Confirmed. Works with -O0, fails with -O[12] at least. Still fails on the 4.6 branch. Compiling salsa.cpp with -O1 is enough to trigger the error, compiling salsa.cpp with -O0 is enough to mitigate it.
(In reply to comment #16) > Confirmed. Works with -O0, fails with -O[12] at least. Still fails on the > 4.6 branch. > > Compiling salsa.cpp with -O1 is enough to trigger the error, compiling > salsa.cpp with -O0 is enough to mitigate it. yes, the wrong code is most probably generated in method Salsa20_Policy::OperateKeystream of salsa.cpp.

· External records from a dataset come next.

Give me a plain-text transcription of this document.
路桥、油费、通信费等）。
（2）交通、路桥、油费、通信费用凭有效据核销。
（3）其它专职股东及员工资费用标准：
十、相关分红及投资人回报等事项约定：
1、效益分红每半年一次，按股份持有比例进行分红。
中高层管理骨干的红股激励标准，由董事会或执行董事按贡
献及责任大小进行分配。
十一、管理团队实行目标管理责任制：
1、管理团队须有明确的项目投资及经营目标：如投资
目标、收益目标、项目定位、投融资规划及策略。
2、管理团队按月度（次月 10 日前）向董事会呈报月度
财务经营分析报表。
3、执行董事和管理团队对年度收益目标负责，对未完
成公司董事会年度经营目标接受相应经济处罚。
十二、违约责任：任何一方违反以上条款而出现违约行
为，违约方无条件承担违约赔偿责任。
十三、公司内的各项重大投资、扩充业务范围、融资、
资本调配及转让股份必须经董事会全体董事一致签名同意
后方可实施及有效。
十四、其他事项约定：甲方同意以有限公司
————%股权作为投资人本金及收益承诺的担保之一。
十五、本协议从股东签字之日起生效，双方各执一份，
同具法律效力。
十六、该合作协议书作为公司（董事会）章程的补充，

The inline asm in that function is invalid: : : "r" (m_rounds), "r" (input), "r" (iterationCount), "r" (m_state.data()), "r" (output), "r" (workspace.m_ptr) : "%eax", "%edx", "memory", "cc", "%xmm0", "%xmm1", "%xmm2", "%xmm3", "%xmm4", "%xmm5", "%xmm6", "%xmm7", "%xmm8", "%xmm9", "%xmm10", "%xmm11", It tells the compiler that it only uses the 6 input registers, while it modifies 3 of them, e.g. the asm string contains: "add %1" ", " "1*16" ";" "sub %2" ", " "4" ";" "add %4" ", " "1*16" ";" GCC can assume that it will find the old content in the register after the inline asm and will find there something completely different. For the inputs that are clobbered, the pattern should use something like: void *dummy1; ... asm volatile ("..." : "=r" (dummy1) : "0" (input_value)); to say that it can't be used.

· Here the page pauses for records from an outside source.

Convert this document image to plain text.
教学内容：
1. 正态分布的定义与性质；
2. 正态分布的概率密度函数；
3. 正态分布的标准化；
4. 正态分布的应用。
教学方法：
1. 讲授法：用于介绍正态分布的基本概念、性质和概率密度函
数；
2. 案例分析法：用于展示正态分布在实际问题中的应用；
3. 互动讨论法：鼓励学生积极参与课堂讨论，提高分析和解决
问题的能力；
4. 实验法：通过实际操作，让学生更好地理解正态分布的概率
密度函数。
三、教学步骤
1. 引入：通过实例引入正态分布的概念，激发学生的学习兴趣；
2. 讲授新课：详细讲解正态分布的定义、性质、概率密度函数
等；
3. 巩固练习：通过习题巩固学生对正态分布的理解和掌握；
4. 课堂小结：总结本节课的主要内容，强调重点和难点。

And that isn't the only bug in it, the inline asm also performs calls (which modify the bytes right below the stack), but when this function is compiled with -O1 and above (and not without -fno-inline), the function makes no function calls, therefore it happily uses red-zone and the embedded calls in the inline asm clobber the red-zone. Adding "sub rsp, 128;" and "add rsp, 128;" around the whole inline asm content well, inside of the intel syntax, fixes the testcase (of course, as written in the previous comment, it is still broken).
Ah, the crypto++ comments were just hijacking an unrelated bug for which no details have been provided. Please don't do this.
(In reply to comment #20) > Ah, the crypto++ comments were just hijacking an unrelated bug for which no > details have been provided. Please don't do this. Well, the symptoms looked similar: the error also dissapears with -fno-inline, so that it matches the bug report header pretty well. I'll file a bug report for Crypto++.
Waiting for a testcase.
Created attachment 25516 [details] Small test case with invalid code exhibiting the problem Here's a small test case with invalid code showing the problem with several gcc versions going back at least to 4.5. Compiling with -fno-tree-pta makes it behave as "expected". I do not believe the compiler to be at fault here. PARI is clearly full of undefined behaviours they really ought to fix rather than complain that doing so would change the ABI and blame the compiler which is only doing a good job following the spec.
GCC 4.6.2 is being released.
GCC 4.6.3 is being released.
The 4.6 branch has been closed, fixed in GCC 4.7.0.